Solo un ragazzo, solo un figlio, una madre, un padre. Le sorelle.

Una famiglia.

Siamo abituati a pensarci come insieme, un sistema con le sue crepe sì, le sue inevitabili contraddizioni, ma alla fine c’è un collante che accorpa coloro che fanno famiglia.

A volte questa colla dell’appartenenza a un nucleo perde forza e il sistema si slabbra, solo che lo fa probabilmente prima di quando ce ne accorgiamo. Avviene – un clic impercettibile – una perturbazione, una reazione a catena poi piccoli o grandi crolli, infine tutto è cambiato.

In questa storia, collocata nella dimensione che siamo abituati a chiamare del “normale”, non c’è niente di eclatante. La natura sfumata e mite a Cave, sassi, alberi, un fiume. La neve che attutisce, sole fiacco che non riscalda. Ragazzi dai caratteri confondibili, cappucci sulla testa, la difficoltà di crescere e essere adeguati, adeguati a cosa? Alle aspettative? Alla fotografia mentale incongrua e imprecisa che gli altri hanno di noi? Essere il bravo ragazzo, quello che non crea problemi?
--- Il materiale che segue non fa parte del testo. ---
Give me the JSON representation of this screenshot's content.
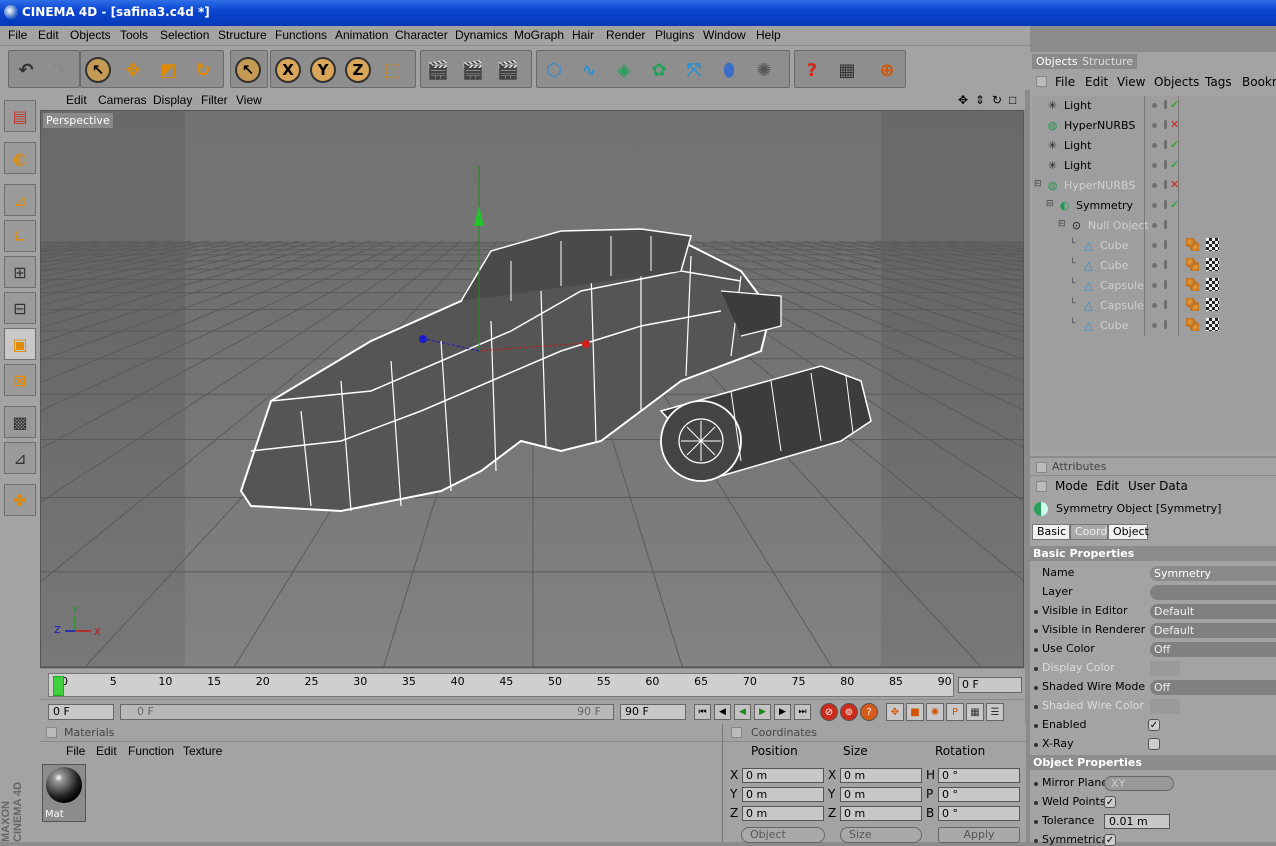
{
  "title": "CINEMA 4D - [safina3.c4d *]",
  "menu": [
    "File",
    "Edit",
    "Objects",
    "Tools",
    "Selection",
    "Structure",
    "Functions",
    "Animation",
    "Character",
    "Dynamics",
    "MoGraph",
    "Hair",
    "Render",
    "Plugins",
    "Window",
    "Help"
  ],
  "viewport": {
    "menu": [
      "Edit",
      "Cameras",
      "Display",
      "Filter",
      "View"
    ],
    "label": "Perspective",
    "axis": {
      "x": "X",
      "y": "Y",
      "z": "Z"
    }
  },
  "timeline": {
    "ticks": [
      "0",
      "5",
      "10",
      "15",
      "20",
      "25",
      "30",
      "35",
      "40",
      "45",
      "50",
      "55",
      "60",
      "65",
      "70",
      "75",
      "80",
      "85",
      "90"
    ],
    "current": "0 F",
    "start": "0 F",
    "range_start": "0 F",
    "range_end": "90 F",
    "end": "90 F",
    "progress": 0
  },
  "materials": {
    "header": "Materials",
    "menu": [
      "File",
      "Edit",
      "Function",
      "Texture"
    ],
    "items": [
      {
        "name": "Mat"
      }
    ]
  },
  "coordinates": {
    "header": "Coordinates",
    "columns": [
      "Position",
      "Size",
      "Rotation"
    ],
    "rows": [
      {
        "a": "X",
        "pos": "0 m",
        "b": "X",
        "size": "0 m",
        "c": "H",
        "rot": "0 °"
      },
      {
        "a": "Y",
        "pos": "0 m",
        "b": "Y",
        "size": "0 m",
        "c": "P",
        "rot": "0 °"
      },
      {
        "a": "Z",
        "pos": "0 m",
        "b": "Z",
        "size": "0 m",
        "c": "B",
        "rot": "0 °"
      }
    ],
    "mode": "Object",
    "size_mode": "Size",
    "apply": "Apply"
  },
  "objects": {
    "tabs": [
      "Objects",
      "Structure"
    ],
    "menu": [
      "File",
      "Edit",
      "View",
      "Objects",
      "Tags",
      "Bookm"
    ],
    "items": [
      {
        "name": "Light",
        "icon": "light-icon",
        "indent": 0,
        "state": "check",
        "dim": false
      },
      {
        "name": "HyperNURBS",
        "icon": "hypernurbs-icon",
        "indent": 0,
        "state": "cross",
        "dim": false
      },
      {
        "name": "Light",
        "icon": "light-icon",
        "indent": 0,
        "state": "check",
        "dim": false
      },
      {
        "name": "Light",
        "icon": "light-icon",
        "indent": 0,
        "state": "check",
        "dim": false
      },
      {
        "name": "HyperNURBS",
        "icon": "hypernurbs-icon",
        "indent": 0,
        "state": "cross",
        "dim": true
      },
      {
        "name": "Symmetry",
        "icon": "symmetry-icon",
        "indent": 1,
        "state": "check",
        "dim": false
      },
      {
        "name": "Null Object",
        "icon": "null-icon",
        "indent": 2,
        "state": "",
        "dim": true
      },
      {
        "name": "Cube",
        "icon": "polygon-icon",
        "indent": 3,
        "state": "",
        "dim": true,
        "tags": true
      },
      {
        "name": "Cube",
        "icon": "polygon-icon",
        "indent": 3,
        "state": "",
        "dim": true,
        "tags": true
      },
      {
        "name": "Capsule",
        "icon": "polygon-icon",
        "indent": 3,
        "state": "",
        "dim": true,
        "tags": true
      },
      {
        "name": "Capsule",
        "icon": "polygon-icon",
        "indent": 3,
        "state": "",
        "dim": true,
        "tags": true
      },
      {
        "name": "Cube",
        "icon": "polygon-icon",
        "indent": 3,
        "state": "",
        "dim": true,
        "tags": true
      }
    ]
  },
  "attributes": {
    "header": "Attributes",
    "menu": [
      "Mode",
      "Edit",
      "User Data"
    ],
    "object_title": "Symmetry Object [Symmetry]",
    "tabs": [
      "Basic",
      "Coord",
      "Object"
    ],
    "basic_title": "Basic Properties",
    "basic": [
      {
        "label": "Name",
        "value": "Symmetry"
      },
      {
        "label": "Layer",
        "value": ""
      },
      {
        "label": "Visible in Editor",
        "value": "Default"
      },
      {
        "label": "Visible in Renderer",
        "value": "Default"
      },
      {
        "label": "Use Color",
        "value": "Off"
      },
      {
        "label": "Display Color",
        "value": ""
      },
      {
        "label": "Shaded Wire Mode",
        "value": "Off"
      },
      {
        "label": "Shaded Wire Color",
        "value": ""
      },
      {
        "label": "Enabled",
        "value": "✓"
      },
      {
        "label": "X-Ray",
        "value": ""
      }
    ],
    "object_props_title": "Object Properties",
    "object_props": [
      {
        "label": "Mirror Plane",
        "value": "XY"
      },
      {
        "label": "Weld Points",
        "value": "✓"
      },
      {
        "label": "Tolerance",
        "value": "0.01 m"
      },
      {
        "label": "Symmetrical",
        "value": "✓"
      }
    ]
  },
  "colors": {
    "titlebar": "#0a46d1",
    "accent": "#d9a65a",
    "selected_tab": "#ffffff",
    "panel": "#a3a3a3"
  }
}
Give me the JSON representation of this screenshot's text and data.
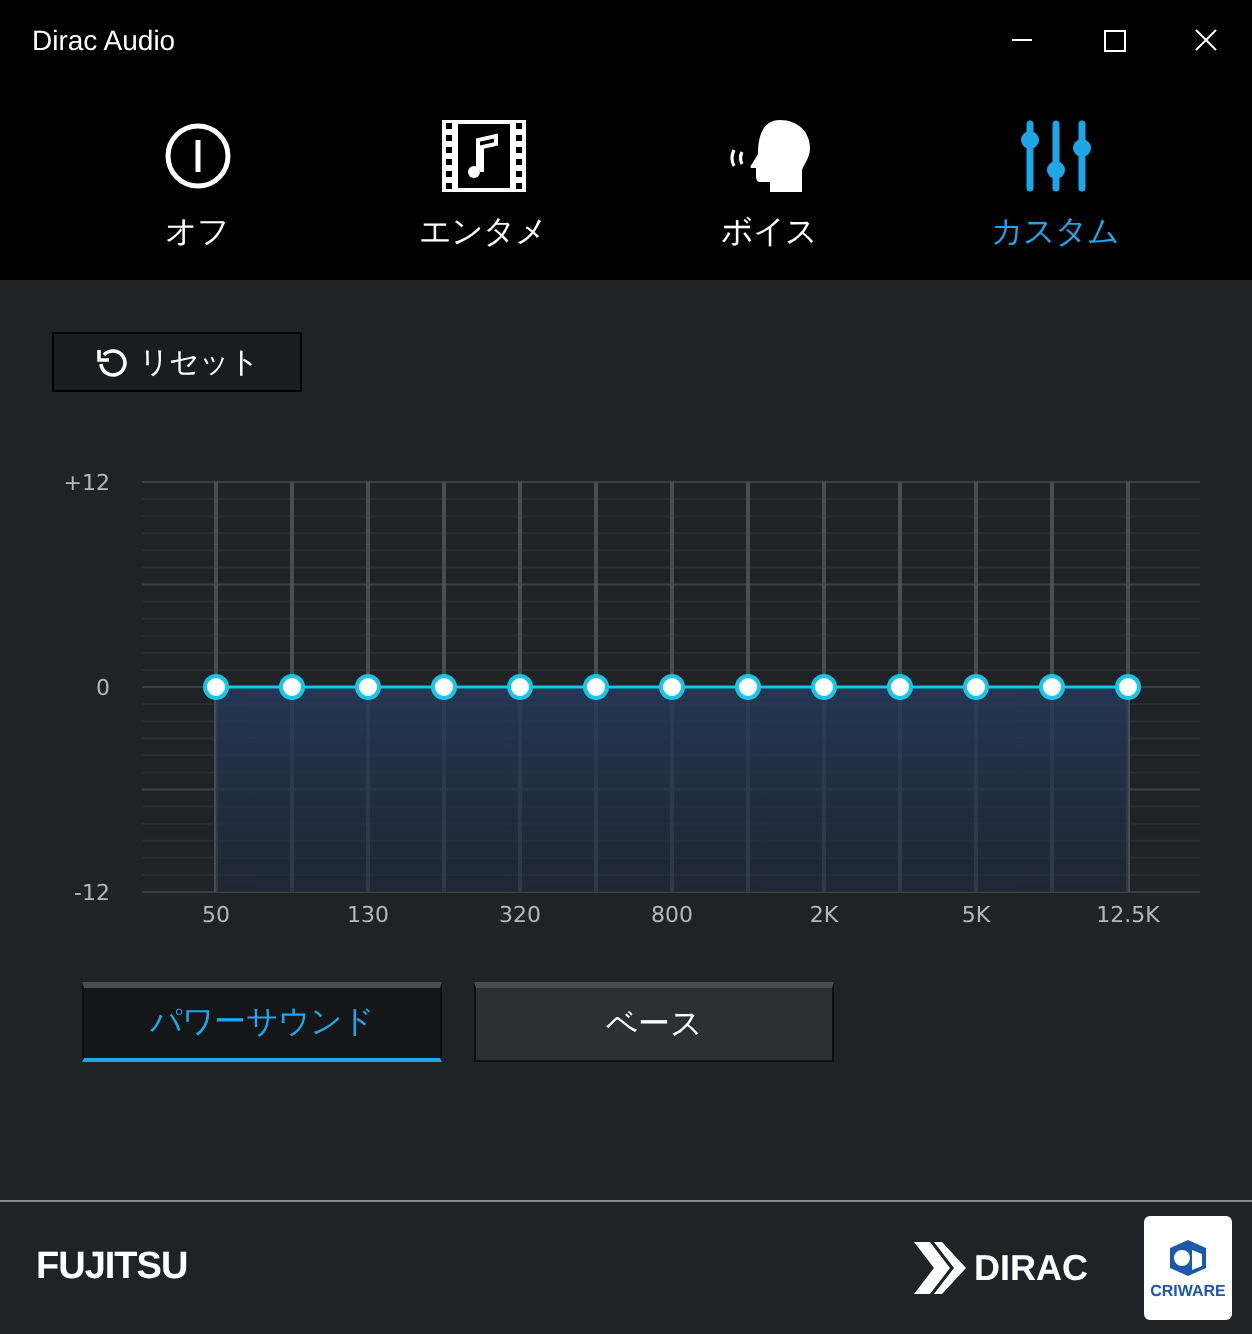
{
  "window": {
    "title": "Dirac Audio"
  },
  "modes": [
    {
      "label": "オフ",
      "kind": "power",
      "selected": false
    },
    {
      "label": "エンタメ",
      "kind": "film",
      "selected": false
    },
    {
      "label": "ボイス",
      "kind": "voice",
      "selected": false
    },
    {
      "label": "カスタム",
      "kind": "eq",
      "selected": true
    }
  ],
  "reset_button": {
    "label": "リセット"
  },
  "equalizer": {
    "chart_data": {
      "type": "line",
      "grid": true,
      "marker": "circle",
      "categories": [
        "50",
        null,
        "130",
        null,
        "320",
        null,
        "800",
        null,
        "2K",
        null,
        "5K",
        null,
        "12.5K"
      ],
      "values": [
        0,
        0,
        0,
        0,
        0,
        0,
        0,
        0,
        0,
        0,
        0,
        0,
        0
      ],
      "ylim": [
        -12,
        12
      ],
      "yticks": [
        {
          "value": 12,
          "label": "+12"
        },
        {
          "value": 0,
          "label": "0"
        },
        {
          "value": -12,
          "label": "-12"
        }
      ]
    }
  },
  "presets": [
    {
      "label": "パワーサウンド",
      "selected": true
    },
    {
      "label": "ベース",
      "selected": false
    }
  ],
  "footer": {
    "brand_left": "FUJITSU",
    "brand_dirac": "DIRAC",
    "brand_cri": "CRIWARE"
  }
}
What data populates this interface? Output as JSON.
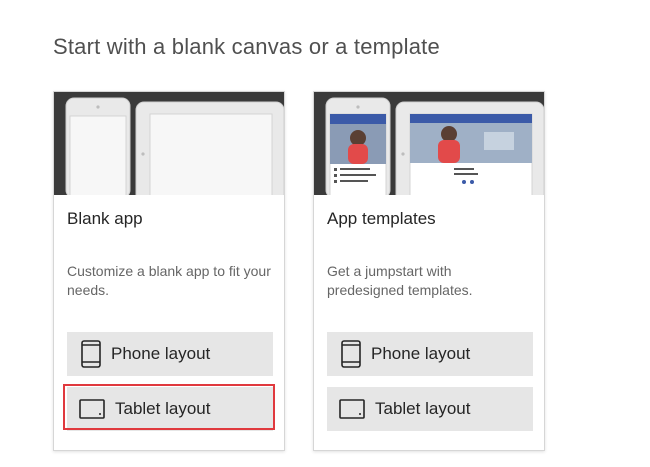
{
  "page": {
    "heading": "Start with a blank canvas or a template"
  },
  "cards": [
    {
      "title": "Blank app",
      "description": "Customize a blank app to fit your needs.",
      "phone_button": "Phone layout",
      "tablet_button": "Tablet layout"
    },
    {
      "title": "App templates",
      "description": "Get a jumpstart with predesigned templates.",
      "phone_button": "Phone layout",
      "tablet_button": "Tablet layout"
    }
  ],
  "colors": {
    "preview_background": "#3a3a3a",
    "button_background": "#e6e6e6",
    "highlight_border": "#e0393e",
    "template_header_blue": "#3b5aa8"
  },
  "icons": {
    "phone_button": "phone-icon",
    "tablet_button": "tablet-icon"
  },
  "highlighted_element": "blank-app-tablet-layout-button"
}
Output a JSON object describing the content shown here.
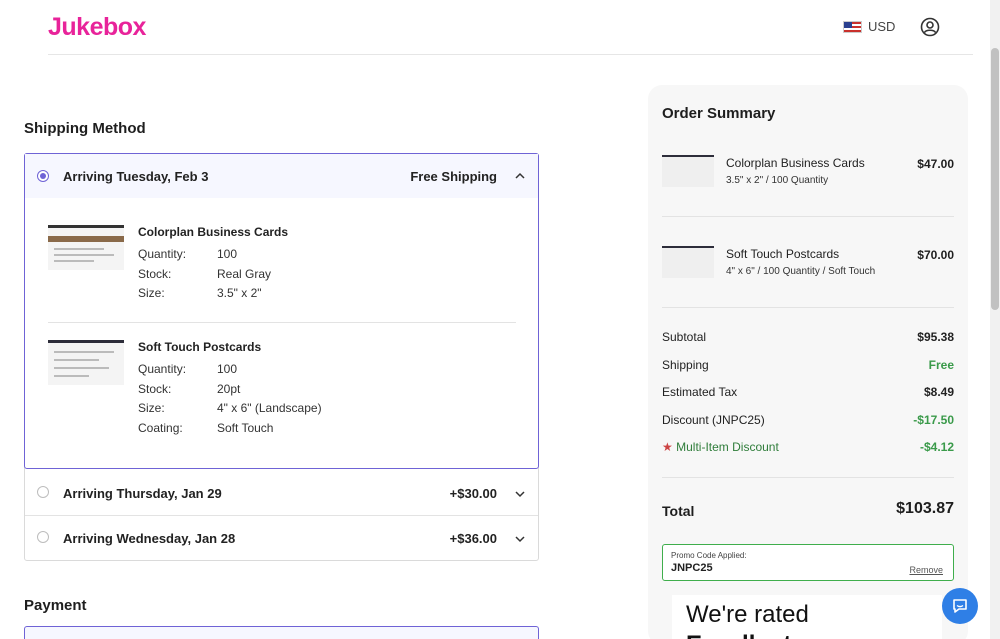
{
  "brand": {
    "logo_text": "Jukebox",
    "logo_color": "#e8239a"
  },
  "header": {
    "currency": "USD"
  },
  "shipping": {
    "title": "Shipping Method",
    "options": [
      {
        "label": "Arriving Tuesday, Feb 3",
        "price": "Free Shipping",
        "selected": true
      },
      {
        "label": "Arriving Thursday, Jan 29",
        "price": "+$30.00",
        "selected": false
      },
      {
        "label": "Arriving Wednesday, Jan 28",
        "price": "+$36.00",
        "selected": false
      }
    ],
    "items": [
      {
        "name": "Colorplan Business Cards",
        "specs": [
          {
            "label": "Quantity:",
            "value": "100"
          },
          {
            "label": "Stock:",
            "value": "Real Gray"
          },
          {
            "label": "Size:",
            "value": "3.5\" x 2\""
          }
        ]
      },
      {
        "name": "Soft Touch Postcards",
        "specs": [
          {
            "label": "Quantity:",
            "value": "100"
          },
          {
            "label": "Stock:",
            "value": "20pt"
          },
          {
            "label": "Size:",
            "value": "4\" x 6\" (Landscape)"
          },
          {
            "label": "Coating:",
            "value": "Soft Touch"
          }
        ]
      }
    ]
  },
  "payment": {
    "title": "Payment"
  },
  "summary": {
    "title": "Order Summary",
    "items": [
      {
        "name": "Colorplan Business Cards",
        "sub": "3.5\" x 2\" / 100 Quantity",
        "price": "$47.00"
      },
      {
        "name": "Soft Touch Postcards",
        "sub": "4\" x 6\" / 100 Quantity / Soft Touch",
        "price": "$70.00"
      }
    ],
    "rows": [
      {
        "label": "Subtotal",
        "value": "$95.38"
      },
      {
        "label": "Shipping",
        "value": "Free"
      },
      {
        "label": "Estimated Tax",
        "value": "$8.49"
      },
      {
        "label": "Discount (JNPC25)",
        "value": "-$17.50"
      },
      {
        "label": "Multi-Item Discount",
        "value": "-$4.12"
      }
    ],
    "total_label": "Total",
    "total_value": "$103.87",
    "promo": {
      "caption": "Promo Code Applied:",
      "code": "JNPC25",
      "remove": "Remove"
    },
    "rated_line1": "We're rated",
    "rated_line2": "Excellent"
  },
  "colors": {
    "accent": "#6f63d6",
    "green": "#3a9a4a",
    "chat": "#2f7fe6"
  }
}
Case, negozi, la scuola, la discoteca.

Un padre professore, una madre che come ogni madre non può sopravvivere alla morte di un figlio. C’è sempre, in una madre che perde un figlio, una morte interiore; la vitalità inaridita, l’assurdo che si dilata e fa divenire tutto assurdo fuori, dentro. Una persona che si avvicina, una ragazza che non ti aiuta a capire ma ad essere diverso forse, a uscire da te.

Cosa c’è dietro il silenzio, la solitudine di un ragazzo?

Lo spauracchio di tutti noi che cresciamo figli: la diversità, non importa poi quale. Cosa c’è che non capiamo dei nostri ragazzi, quanta responsabilità hanno le ultime generazioni di genitori di questo cuscinetto, della membrana che si è messa di mezzo, che occulta la cosa più semplice: sono tuo figlio. Questo sono. Non la tua proiezione, non la tua gratificazione. In questa storia c’è solo bisogno di perdono, ed è semplice perdono che si affaccia: a tratti, come tutto qui dentro, sfumato, non abbastanza eclatante da fare in tempo a salvare, ma c’è, ed è la cura, quando arriva.

Elena Varvello in Solo un ragazzo ha perfezionato la sua scrittura netta, morbida, mai forzata. Non ha niente di più niente di meno di quello che ci vuole per raccontare questa storia. A volte si rarefà, diviene poetica, altre usa parole così quotidiane, quasi violente in un contesto dove ogni piccola uscita dalla traccia fa sobbalzare. E non fa sobbalzare invece il dolore, che è carsico, un rivo nascosto, un basso continuo, quello che si trascina in alcune vite, così costante, da sembrare che non faccia male. A suo agio nella rappresentazione di questi mondi dove la tenerezza e la violenza sfociano l’una nell’altra, si trasformano e ci trasformano in universi umani continuamente in bilico, l’autrice regala un’ulteriore, convincente prova, della sua capacità narrativa.